Parágrafo único – Entre as obras de uso múltiplo, incluem-se:

I – barramentos e seus respectivos reservatórios;

II – transposição de bacias;

III – infraestruturas de reúso das águas;

IV – perímetros de irrigação;

VI – demais infraestruturas coletivas que beneficiem mais de um usuário de recursos hídricos.”.

Art. 6º – Ficam acrescentados ao art. 30 da Lei nº 13.199, de 1999, os seguintes §§ 3º, 4º e 5º:

“Art. 30 – (…)

§ 3º– O rateio dos custos inerentes às obras de uso múltiplo de recursos hídricos, de interesse comum ou coletivo, será firmado por meio de termo de rateio, o qual especificará as obrigações dos usuários beneficiários e as sanções a eles aplicadas nos casos de inadimplência ou descumprimento dos deveres acordados.

§ 4º – Entre as obrigações a que se refere o § 3º, inclui-se o rateio dos custos de implantação, manutenção e modernização dos serviços e das infraestruturas coletivos.

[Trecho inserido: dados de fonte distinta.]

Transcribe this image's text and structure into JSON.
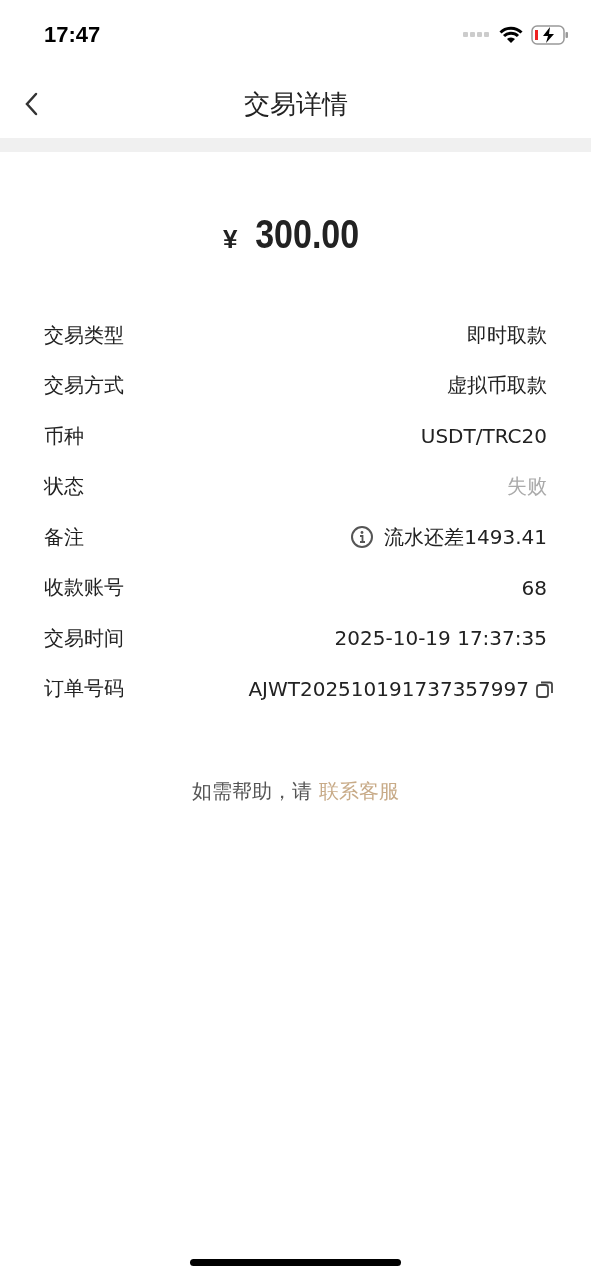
{
  "status_bar": {
    "time": "17:47"
  },
  "nav": {
    "title": "交易详情"
  },
  "amount": {
    "currency": "¥",
    "value": "300.00"
  },
  "details": [
    {
      "label": "交易类型",
      "value": "即时取款",
      "kind": "plain"
    },
    {
      "label": "交易方式",
      "value": "虚拟币取款",
      "kind": "plain"
    },
    {
      "label": "币种",
      "value": "USDT/TRC20",
      "kind": "plain"
    },
    {
      "label": "状态",
      "value": "失败",
      "kind": "muted"
    },
    {
      "label": "备注",
      "value": "流水还差1493.41",
      "kind": "info"
    },
    {
      "label": "收款账号",
      "value": "68",
      "kind": "plain"
    },
    {
      "label": "交易时间",
      "value": "2025-10-19 17:37:35",
      "kind": "plain"
    },
    {
      "label": "订单号码",
      "value": "AJWT202510191737357997",
      "kind": "copy"
    }
  ],
  "help": {
    "text": "如需帮助，请",
    "link": "联系客服"
  }
}
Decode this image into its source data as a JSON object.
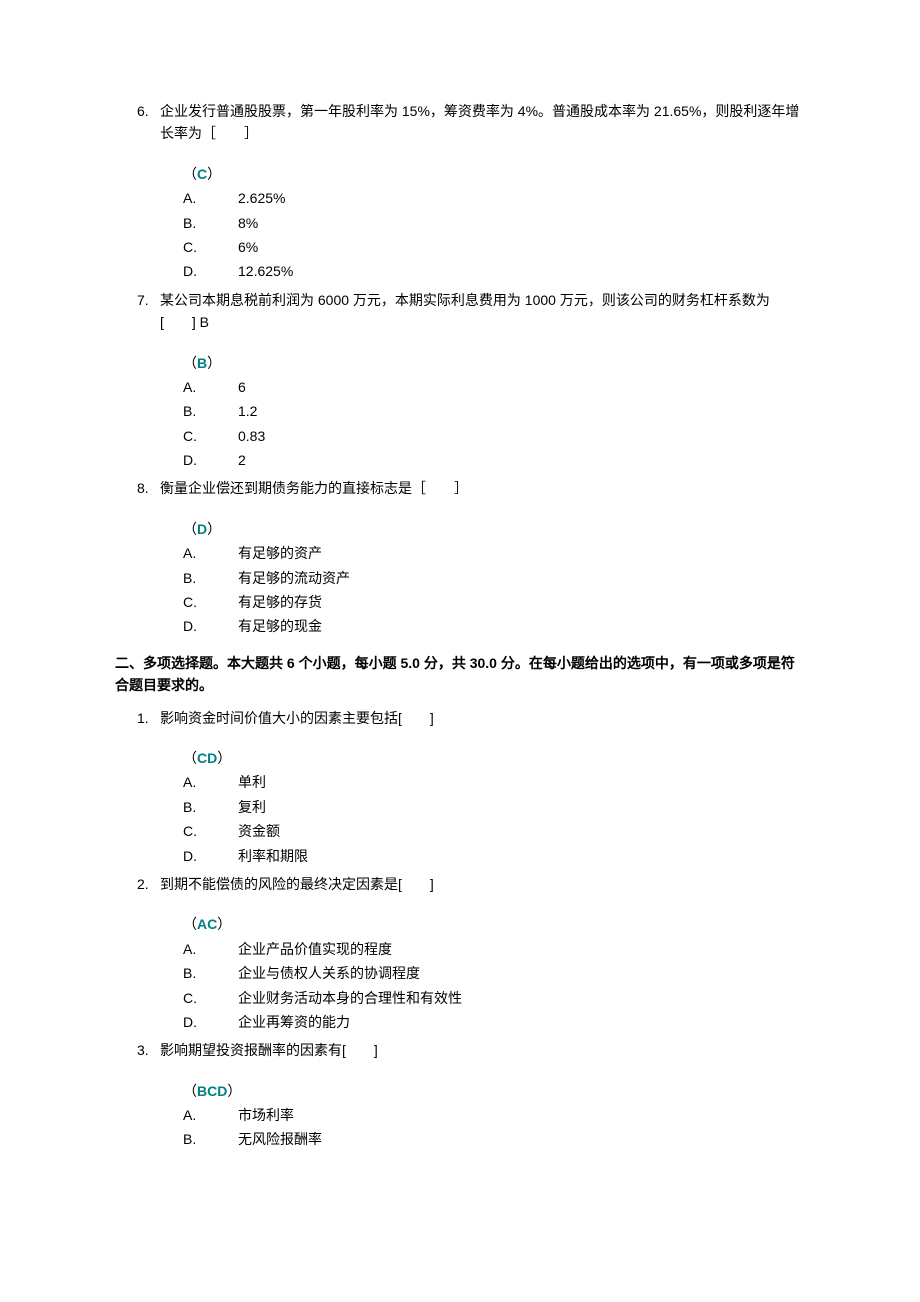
{
  "questions_part1": [
    {
      "num": "6.",
      "text": "企业发行普通股股票，第一年股利率为 15%，筹资费率为 4%。普通股成本率为 21.65%，则股利逐年增长率为［　　］",
      "answer": "C",
      "options": [
        {
          "letter": "A.",
          "text": "2.625%"
        },
        {
          "letter": "B.",
          "text": "8%"
        },
        {
          "letter": "C.",
          "text": "6%"
        },
        {
          "letter": "D.",
          "text": "12.625%"
        }
      ]
    },
    {
      "num": "7.",
      "text": "某公司本期息税前利润为 6000 万元，本期实际利息费用为 1000 万元，则该公司的财务杠杆系数为[　　] B",
      "answer": "B",
      "options": [
        {
          "letter": "A.",
          "text": "6"
        },
        {
          "letter": "B.",
          "text": "1.2"
        },
        {
          "letter": "C.",
          "text": "0.83"
        },
        {
          "letter": "D.",
          "text": "2"
        }
      ]
    },
    {
      "num": "8.",
      "text": "衡量企业偿还到期债务能力的直接标志是［　　］",
      "answer": "D",
      "options": [
        {
          "letter": "A.",
          "text": "有足够的资产"
        },
        {
          "letter": "B.",
          "text": "有足够的流动资产"
        },
        {
          "letter": "C.",
          "text": "有足够的存货"
        },
        {
          "letter": "D.",
          "text": "有足够的现金"
        }
      ]
    }
  ],
  "section2_header": {
    "prefix": "二、多项选择题。本大题共 ",
    "count": "6",
    "mid1": " 个小题，每小题 ",
    "points": "5.0",
    "mid2": " 分，共 ",
    "total": "30.0",
    "suffix": " 分。在每小题给出的选项中，有一项或多项是符合题目要求的。"
  },
  "questions_part2": [
    {
      "num": "1.",
      "text": "影响资金时间价值大小的因素主要包括[　　]",
      "answer": "CD",
      "options": [
        {
          "letter": "A.",
          "text": "单利"
        },
        {
          "letter": "B.",
          "text": "复利"
        },
        {
          "letter": "C.",
          "text": "资金额"
        },
        {
          "letter": "D.",
          "text": "利率和期限"
        }
      ]
    },
    {
      "num": "2.",
      "text": "到期不能偿债的风险的最终决定因素是[　　]",
      "answer": "AC",
      "options": [
        {
          "letter": "A.",
          "text": "企业产品价值实现的程度"
        },
        {
          "letter": "B.",
          "text": "企业与债权人关系的协调程度"
        },
        {
          "letter": "C.",
          "text": "企业财务活动本身的合理性和有效性"
        },
        {
          "letter": "D.",
          "text": "企业再筹资的能力"
        }
      ]
    },
    {
      "num": "3.",
      "text": "影响期望投资报酬率的因素有[　　]",
      "answer": "BCD",
      "options": [
        {
          "letter": "A.",
          "text": "市场利率"
        },
        {
          "letter": "B.",
          "text": "无风险报酬率"
        }
      ]
    }
  ]
}
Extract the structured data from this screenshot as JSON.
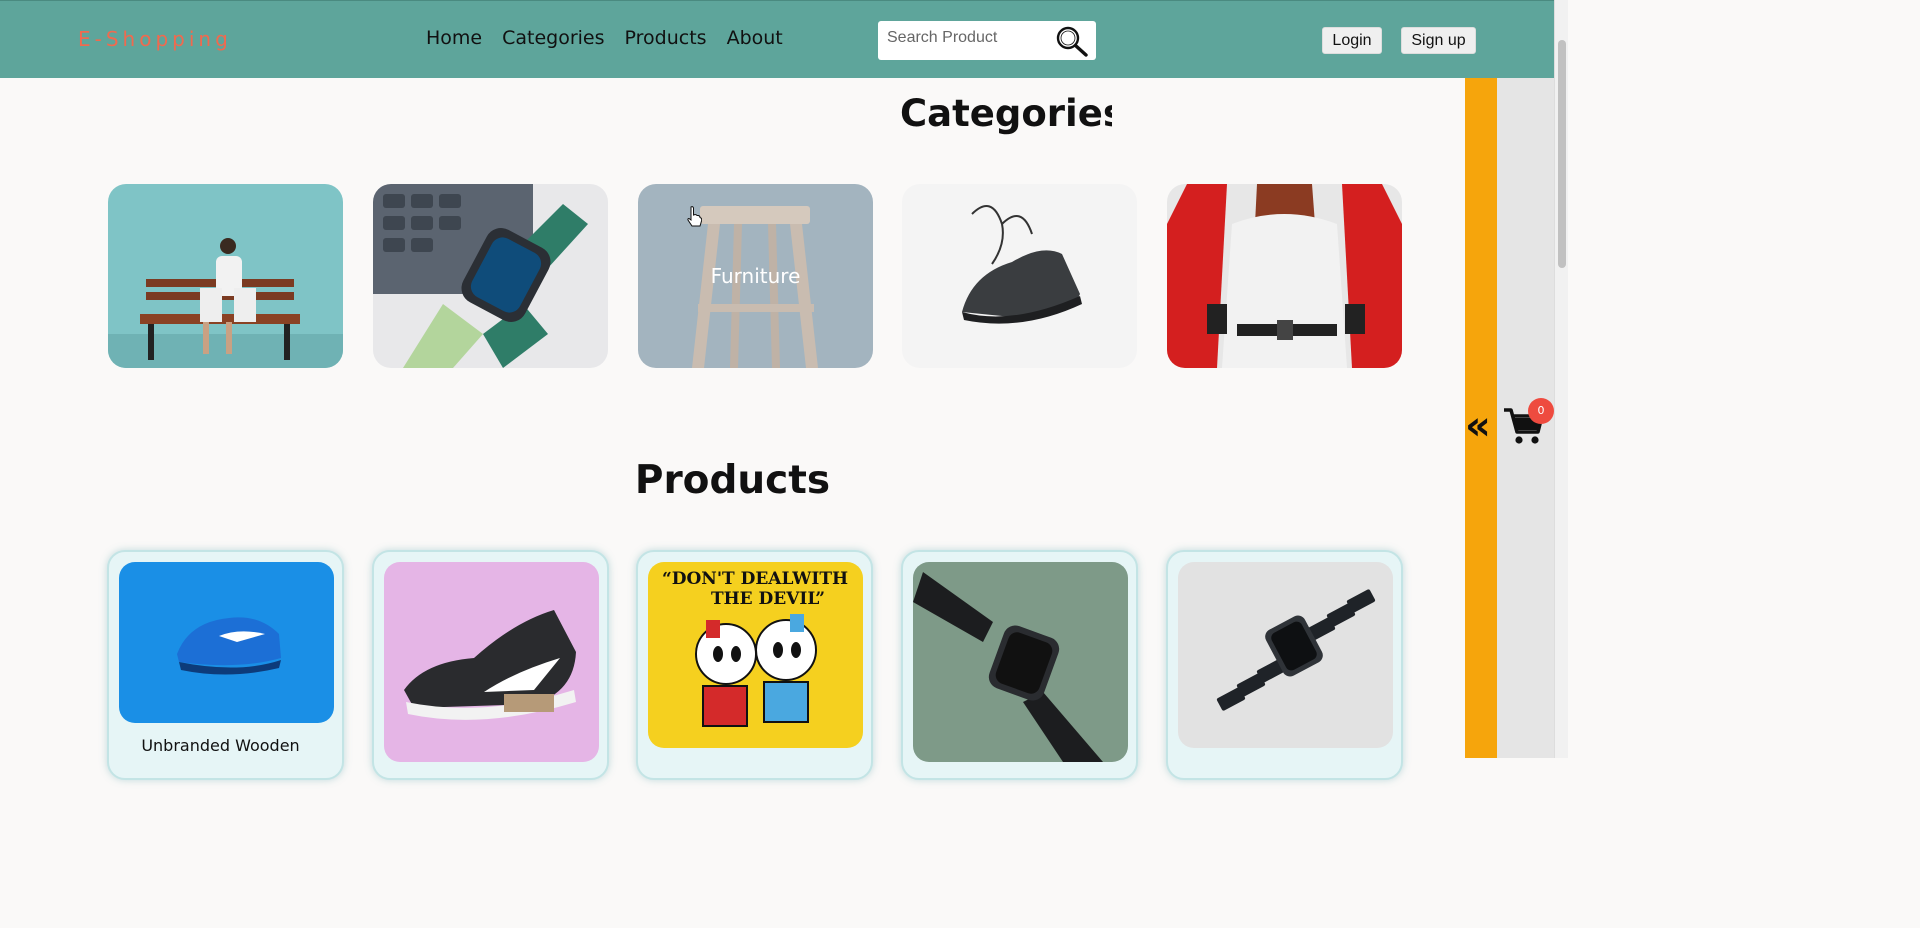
{
  "header": {
    "brand": "E-Shopping",
    "nav": [
      "Home",
      "Categories",
      "Products",
      "About"
    ],
    "search_placeholder": "Search Product",
    "login_label": "Login",
    "signup_label": "Sign up"
  },
  "categories_section": {
    "title": "Categories",
    "hover_label": "Furniture"
  },
  "products_section": {
    "title": "Products",
    "first_product_name": "Unbranded Wooden"
  },
  "cart": {
    "count": "0",
    "toggle": "«"
  },
  "colors": {
    "navbar": "#5ea59b",
    "brand": "#ef6a4f",
    "side_bar": "#f6a50c",
    "badge": "#ee4b3f"
  }
}
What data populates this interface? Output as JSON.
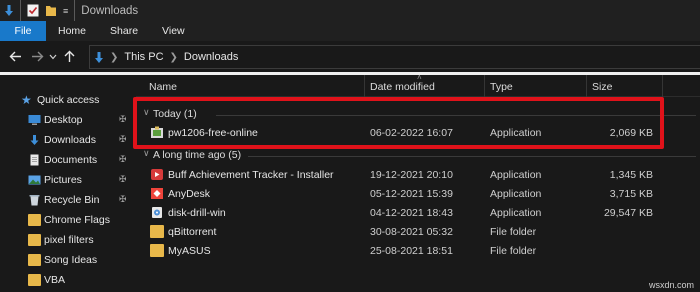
{
  "window": {
    "title": "Downloads"
  },
  "ribbon": {
    "tabs": [
      "File",
      "Home",
      "Share",
      "View"
    ]
  },
  "address": {
    "crumbs": [
      "This PC",
      "Downloads"
    ]
  },
  "nav": {
    "quick_access": "Quick access",
    "items": [
      {
        "label": "Desktop",
        "icon": "desktop-icon",
        "pinned": true
      },
      {
        "label": "Downloads",
        "icon": "downloads-icon",
        "pinned": true
      },
      {
        "label": "Documents",
        "icon": "documents-icon",
        "pinned": true
      },
      {
        "label": "Pictures",
        "icon": "pictures-icon",
        "pinned": true
      },
      {
        "label": "Recycle Bin",
        "icon": "recycle-bin-icon",
        "pinned": true
      },
      {
        "label": "Chrome Flags",
        "icon": "folder-icon",
        "pinned": false
      },
      {
        "label": "pixel filters",
        "icon": "folder-icon",
        "pinned": false
      },
      {
        "label": "Song Ideas",
        "icon": "folder-icon",
        "pinned": false
      },
      {
        "label": "VBA",
        "icon": "folder-icon",
        "pinned": false
      }
    ]
  },
  "columns": {
    "name": "Name",
    "date": "Date modified",
    "type": "Type",
    "size": "Size"
  },
  "groups": [
    {
      "label": "Today (1)",
      "files": [
        {
          "name": "pw1206-free-online",
          "date": "06-02-2022 16:07",
          "type": "Application",
          "size": "2,069 KB",
          "icon": "installer-icon"
        }
      ]
    },
    {
      "label": "A long time ago (5)",
      "files": [
        {
          "name": "Buff Achievement Tracker - Installer",
          "date": "19-12-2021 20:10",
          "type": "Application",
          "size": "1,345 KB",
          "icon": "buff-app-icon"
        },
        {
          "name": "AnyDesk",
          "date": "05-12-2021 15:39",
          "type": "Application",
          "size": "3,715 KB",
          "icon": "anydesk-icon"
        },
        {
          "name": "disk-drill-win",
          "date": "04-12-2021 18:43",
          "type": "Application",
          "size": "29,547 KB",
          "icon": "disk-drill-icon"
        },
        {
          "name": "qBittorrent",
          "date": "30-08-2021 05:32",
          "type": "File folder",
          "size": "",
          "icon": "folder-icon"
        },
        {
          "name": "MyASUS",
          "date": "25-08-2021 18:51",
          "type": "File folder",
          "size": "",
          "icon": "folder-icon"
        }
      ]
    }
  ],
  "watermark": "wsxdn.com",
  "colors": {
    "accent": "#1979ca",
    "highlight": "#e0121a",
    "folder": "#e8b84a"
  }
}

§ 5º – As sanções por inadimplência ou descumprimento dos deveres acordados no termo de rateio deverão constar expressamente em seu texto consistindo, de acordo com a gravidade da infração, em:

I – advertência;

II – multa em percentual previamente definido;

III – suspensão da outorga do direito de uso dos recursos hídricos e do acesso aos serviços e infraestruturas coletivos;

IV – rescisão unilateral do termo de rateio.”.

Art. 7º – Fica acrescentado ao “caput” do art. 5º da Lei nº 14.868, de 16 de dezembro de 2003, o seguinte inciso VII:

“Art. 5º – (...)

VII – as obras de uso múltiplo das águas, nos termos dos arts. 29-A e 30 da Lei nº 13.199, de 29 de janeiro de 1999.”.

Art. 8º – Esta lei entra em vigor na data de sua publicação.

Sala das Comissões, 4 de setembro de 2012.

Sebastião Costa, Presidente - André Quintão, relator - Gustavo Valadares - Glaycon Franco.